We soft launched just over twelve months ago. I was hoping to write a mid-year update but it kept slipping down my list. It's insane how quickly the clock ticks when you're reiterating and learning and growing.
Anyway, here's our story. What's worked, what hasn't and where we're headed.
Eighteen months ago, Notanobo was still an idea bouncing around my brain. After six months of conceptualization, market research and development, we soft launched. We were—fidgety, ecstatic—ready for clients to start flooding through the gates. But there was no flood, not even a dribble.
Reiteration
Our initial idea was twofold. We wanted to build a platform that would simplify bookkeeping (using QuickBooks or Xero as a base) and provide a stellar team of bookkeepers to do the bookkeeping. Unfortunately, this created too much confusion. People weren't sure whether we were a software company or a service. The melding of the two was just a poor pitch.
After more research, we decided that the core issue people were having was crummy bookkeeping. So… We spent the next two months, redeveloping, rehashing, rewriting, rethinking, refocusing everything. Our backend became a complement to our service, the secret sauce. And then our first client came along, then a second and a third.
Raining ramen
Onboarding our first clients was a rush and gave us a tidbit of validation. With a bit of cash to play with, we dove headfirst into drumming up more leads. We tried AdWords, Facebook Ads, LinkedIn Ads, and LinkedIn networking. Being accountants, we tracked everything fastidiously in spreadsheets.
Being an eternal optimist, I figured that ad dollars spent would translate directly into new customers. I made no assumption about what the actual ratio would be, but I was optimistic. Over time, our beautiful spreadsheets began to tell a different story — ads generated leads but had an unsustainable ROI.
Drilling down, the problem boiled down to the width of our target market. We're not a niche business. Bookkeeping is bookkeeping. There are differences in metrics and reporting (industry to industry) but the fundamentals are all the same. Debits and credits are always debits and credit.

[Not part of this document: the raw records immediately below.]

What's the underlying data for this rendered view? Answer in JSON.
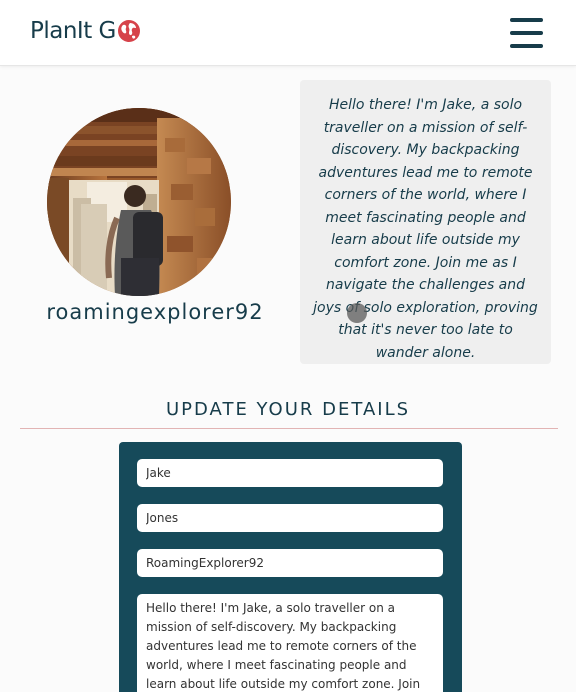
{
  "header": {
    "logo_text": "PlanIt G",
    "logo_icon": "globe-icon",
    "menu_icon": "hamburger-menu-icon"
  },
  "profile": {
    "avatar_alt": "profile photo",
    "username": "roamingexplorer92",
    "bio": "Hello there! I'm Jake, a solo traveller on a mission of self-discovery. My backpacking adventures lead me to remote corners of the world, where I meet fascinating people and learn about life outside my comfort zone. Join me as I navigate the challenges and joys of solo exploration, proving that it's never too late to wander alone."
  },
  "update": {
    "title": "UPDATE YOUR DETAILS",
    "first_name": "Jake",
    "last_name": "Jones",
    "username": "RoamingExplorer92",
    "bio": "Hello there! I'm Jake, a solo traveller on a mission of self-discovery. My backpacking adventures lead me to remote corners of the world, where I meet fascinating people and learn about life outside my comfort zone. Join me as I navigate the challenges"
  },
  "colors": {
    "brand": "#173c4a",
    "panel": "#164a5a",
    "accent_red": "#d6434a",
    "divider": "#e2b4b4"
  }
}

Inline with that — our focus is bringing good bookkeeping to companies all across Canada. While this has served us well as a business strategy, limitless width in an advertisement campaign is expensive.
With little track record, our AdRank was average and we were not only competing with local bookkeepers but also titans like Xero and QuickBooks. This was compounded by the fact that we couldn't hire AdWords experts with our ramen sized advertising budget. So we scaled back the ads and LinkedIn became our life preserver.
Ain't no guru
LinkedIn was a struggle at first. I am no social media guru and neither is Philip. I don't Facebook, I rarely Instagram and before Notanobo, my LinkedIn profile sat for years in isolation. But the initial metrics I collected from LinkedIn networking gave us a glimmer of hope, so I dove in.
Spreadsheets in hand once again, I ran small A/B tests, experimented and systemized our LinkedIn Strategy. There was a significant difference between connection requests sent with no message and those sent with some basic personalization — in the neighborhood of 17%.
I've have always detested being sold. I subscribe to the adage that customers love buying but hate being sold. So from the beginning, our LinkedIn strategy has been simple.
We network, network, network and then recognize our ignorance. We don't know if you need a bookkeeper. We don't know if you love or hate your bookkeeper. We don't know what your bottom line is and whether our service makes sense for you. So we don't assume.
The blessing is that our business model works through serendipity. There's enough crummy bookkeepers in Canada that we don't need to go kicking in doors. Instead we organically trip across businesses in dire need of a goodness. It has worked remarkably well. Our client base now spans across Canada and we receive a handful of new inquires every week.
The future
We're in this for the long haul. If we have a mantra, it's that we hate bad bookkeeping. Bookkeeping is akin to construction and it's impossible to build anything on a cracked and slinky foundation. So we're are obsessed with spreading the gospel on what good looks like.
Our six month plan is to double our client base, fully flesh out our social media presence and craft some awesome useful content. Check back-in over the next couple weeks. Thank you for taking the time to digest our last year. Hopefully we'll get the chance to connect if we haven't already.